HSDS and rex Usage Examples

Now that you have an HSDS server running locally and h5pyd set up, you can access NREL data as if you were on the NREL super computer. First, start by browsing the NREL HSDS data offerings by exploring the HSDS folder structure:

import h5pyd
with h5pyd.Folder('/nrel/') as f:

with h5pyd.Folder('/nrel/nsrdb/') as f:

with h5pyd.Folder('/nrel/wtk/') as f:

Once you find a file you want to access, you can use the rex utilities to read the data:

from rex import NSRDBX

nsrdb_file = '/nrel/nsrdb/v3/nsrdb_2018.h5'
nrel_coord = (39.741931, -105.169891)
with NSRDBX(nsrdb_file, hsds=True, hsds_kwargs=None) as f:
    meta = f.meta
    time_index = f.time_index
    datasets = f.datasets
    gid = f.lat_lon_gid(nrel_coord)
    dni = f.get_lat_lon_df('dni', nrel_coord)
    ghi = f['ghi', :, gid]

Note that you can add more kwargs for the h5pyd file handler in the hsds_kwargs option.
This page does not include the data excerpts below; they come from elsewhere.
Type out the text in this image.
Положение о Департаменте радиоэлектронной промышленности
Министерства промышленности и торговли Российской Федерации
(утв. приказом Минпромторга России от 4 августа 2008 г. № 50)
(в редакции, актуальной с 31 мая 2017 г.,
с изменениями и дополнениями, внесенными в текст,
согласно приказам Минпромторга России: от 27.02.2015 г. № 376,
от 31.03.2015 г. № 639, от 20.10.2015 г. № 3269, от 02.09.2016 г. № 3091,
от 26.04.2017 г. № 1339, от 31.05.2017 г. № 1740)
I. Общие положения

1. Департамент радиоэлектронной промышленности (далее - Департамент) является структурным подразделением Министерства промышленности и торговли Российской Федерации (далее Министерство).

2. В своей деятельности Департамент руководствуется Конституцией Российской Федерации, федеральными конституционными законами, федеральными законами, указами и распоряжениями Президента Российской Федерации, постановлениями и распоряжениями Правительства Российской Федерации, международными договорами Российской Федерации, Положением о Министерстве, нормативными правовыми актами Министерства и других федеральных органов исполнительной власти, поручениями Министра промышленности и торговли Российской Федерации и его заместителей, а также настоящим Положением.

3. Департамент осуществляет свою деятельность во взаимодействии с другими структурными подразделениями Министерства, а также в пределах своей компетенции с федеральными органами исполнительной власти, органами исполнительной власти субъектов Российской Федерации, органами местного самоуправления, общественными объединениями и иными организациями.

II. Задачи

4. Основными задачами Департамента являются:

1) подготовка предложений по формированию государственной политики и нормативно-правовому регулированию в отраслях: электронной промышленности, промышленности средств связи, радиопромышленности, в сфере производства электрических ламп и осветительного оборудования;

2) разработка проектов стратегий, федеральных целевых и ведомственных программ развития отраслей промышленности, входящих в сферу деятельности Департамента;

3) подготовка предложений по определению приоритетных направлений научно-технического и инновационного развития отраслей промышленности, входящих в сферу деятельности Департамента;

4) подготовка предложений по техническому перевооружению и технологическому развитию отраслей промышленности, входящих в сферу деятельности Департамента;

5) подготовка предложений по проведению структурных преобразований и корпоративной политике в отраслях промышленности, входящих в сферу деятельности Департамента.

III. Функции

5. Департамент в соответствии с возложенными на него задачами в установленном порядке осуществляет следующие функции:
For example, you can set endpoints and username/passwords here: hsds_kwargs={'endpoint': 'http://localhost:5101', 'hs_username': 'test_user1', 'hs_password': 'test'}. However, these kwargs should also be taken automatically from your ~/.hscfg file

More details on the handler classes like NSRDBX can be found in the rex API reference.